UC Medical Centers to Pay $22.5M to Settle Medicare Fraud Charges
The University of California has reached an agreement with the U.S. attorney's office in San Francisco to settle allegations that doctors at UC's five teaching hospitals improperly billed Medicare, the Los Angeles Times reports. While the university "denied any wrongdoing," under the terms of the settlement, the medical centers at UCLA, UC-Irvine, UC-San Diego,
UC-San Francisco and UC-Davis will pay a total of $22.5 million in exchange for the government dropping its lawsuits against the university. The investigation stemmed from an HHS "crackdown ... on teaching hospitals that allegedly billed the government for faculty physicians' services [for Medicare patients] when medical residents actually did the work," the Times reports. After two former UC employees filed whistle-blower lawsuits alleging Medicare fraud, federal auditors examined hundreds of UC hospitals' files that involved "insurance claims by faculty physicians who did not personally perform the services between 1994 and 1998." Initially, the HHS Office of the Inspector General "demanded" that the university pay more than $200 million. But federal officials agreed to a smaller settlement after auditors found nothing to substantiate the claims of "widespread" Medicare fraud. The five hospitals have 30 days to pay the fine (Weiss, Los Angeles Times, 2/3).
Discussing the settlement, university officials said they agreed to the terms to avoid future audit and litigation expenses, which so far have cost the university $15 million. The $22.5 million settlement represents more than 3% of the $600 million that the five hospitals billed Medicare for between 1994 and 1998. John Lundberg, deputy counsel to the UC Board of Regents, said, "We believe this is a relatively nominal settlement.

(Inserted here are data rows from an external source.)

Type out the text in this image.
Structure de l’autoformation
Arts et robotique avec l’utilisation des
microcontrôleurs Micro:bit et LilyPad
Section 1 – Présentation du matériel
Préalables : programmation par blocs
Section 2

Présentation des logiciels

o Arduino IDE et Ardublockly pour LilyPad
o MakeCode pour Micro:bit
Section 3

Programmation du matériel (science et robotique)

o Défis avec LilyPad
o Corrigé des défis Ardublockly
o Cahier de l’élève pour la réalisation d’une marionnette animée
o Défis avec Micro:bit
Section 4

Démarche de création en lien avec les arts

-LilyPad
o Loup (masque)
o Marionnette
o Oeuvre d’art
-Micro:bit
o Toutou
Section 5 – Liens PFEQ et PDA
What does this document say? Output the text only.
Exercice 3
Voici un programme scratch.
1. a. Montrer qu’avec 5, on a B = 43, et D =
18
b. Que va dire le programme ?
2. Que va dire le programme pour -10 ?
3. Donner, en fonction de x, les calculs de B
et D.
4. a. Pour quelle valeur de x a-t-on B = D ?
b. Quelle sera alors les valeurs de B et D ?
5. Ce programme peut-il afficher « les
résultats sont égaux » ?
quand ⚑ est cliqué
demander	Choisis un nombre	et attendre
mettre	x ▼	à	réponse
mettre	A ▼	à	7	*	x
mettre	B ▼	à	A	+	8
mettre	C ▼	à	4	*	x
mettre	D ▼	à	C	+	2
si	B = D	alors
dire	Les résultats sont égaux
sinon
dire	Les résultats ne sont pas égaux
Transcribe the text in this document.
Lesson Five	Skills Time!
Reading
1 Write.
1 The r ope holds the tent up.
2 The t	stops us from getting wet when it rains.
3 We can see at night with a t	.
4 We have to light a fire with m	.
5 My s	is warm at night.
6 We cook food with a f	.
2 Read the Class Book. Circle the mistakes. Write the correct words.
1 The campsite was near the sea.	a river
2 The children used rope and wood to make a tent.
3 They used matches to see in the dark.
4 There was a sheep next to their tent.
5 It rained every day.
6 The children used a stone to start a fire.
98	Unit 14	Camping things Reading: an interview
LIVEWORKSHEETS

We question whether this is an appropriate public policy and whether federal dollars are being spent inappropriately." Eight other teaching hospitals nationwide have settled with the government as part of HHS' crackdown, which has drawn criticism from these institutions because they believe that the regulations governing Medicare claims and teaching physicians are vague and open to interpretation (Rapaport, Sacramento Bee, 2/3). The Times reports that UC officials "chalked up most of the discrepancies [found by auditors] to arcane rules and to the give-and-take that comes with billing hundreds of millions of dollars a year in medical care." Howard Daniels, a health care attorney who has defended hospitals in similar cases, said, "[The UC] hospitals got caught between a very ambiguous regulation that the government had never clarified before, and the possibility of being excluded from Medicare. So they really have not much choice but to settle. You can't even assume from the dollar amount that they even did anything wrong" (Los Angeles Times, 2/3).